Anila Quayyum Agha is a Pakistani artist educated in Texas, now dividing her time between Pakistan and the U.S. Her most famous works are two versions of this patterned cube, illuminated from within.




This one is called Intersections. It is made of laser-cut wood, and it won both the public and jury prizes at the Grand Rapids Art Fair in 2014. Which is actually kind of impressive, because in the past the Grand Rapids jury prize has gone to something intellectual and conceptual and weird, the public prize to something pretty.



This one is called Crossing Boundaries. It is smaller, and made of mirrored steel. Agha says that in making these designs, which are enclosed yet project themselves across the room, she was exploring the situation of women in Islam.
My goal is to explore the binaries of public and private, light and shadow, and static and dynamic by relying on the purity and inner symmetry of geometric design, and the interpretation of the cast shadows. . . . The Intersections project takes the experience of exclusion as a woman from a space of community and creativity such as a Mosque and translates the complex expressions of both wonder and exclusion that have been my experience while growing up in Pakistan. 
Interesting. And wow do they look cool.

2 comments:

  1. The choice of cubes with light emanating from them seems like almost literal religious inspiration. The most holy site of Islam is the Ka'aba, "The Cube", which is said to house the "divine presence", in much the same way that the Jewish Tabernacle was meant to have; or perhaps even in the way that other deities from other cultures entirely - for instance, Japanese kami - are ritually enshrined.

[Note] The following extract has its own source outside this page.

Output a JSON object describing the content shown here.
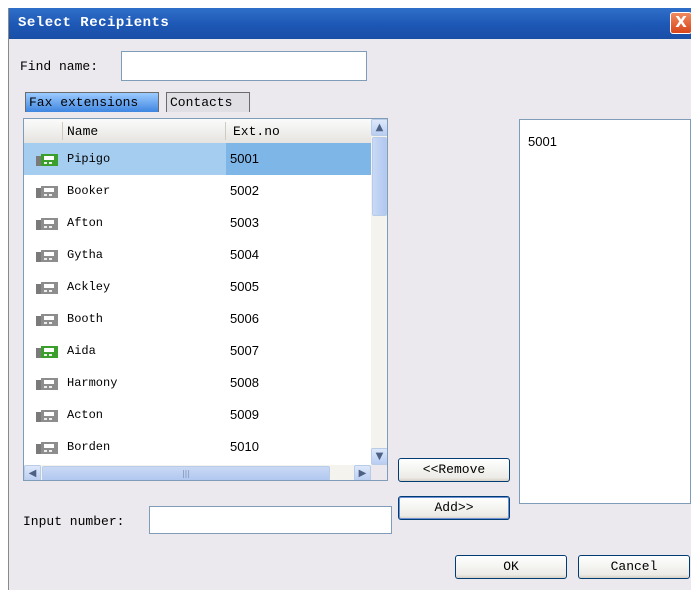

    So a light shining out of a cube, as if you had literally put a god in a box? That's some heavy handed Ark of The Covenant style symbolism there - which might explain why it won the Grand Rapids jury prize.

    Yet despite all the possible religious and cultural baggage and symbolism that might ultimately be embedded in the work like just so much schrapnel, it's still essentially a well executed piece of shadow art, which is one of the oldest, most universal forms of human expression. It seem I like it despite everything else, purely on visual aesthetic grounds - which is distinctly odd and unusual for me.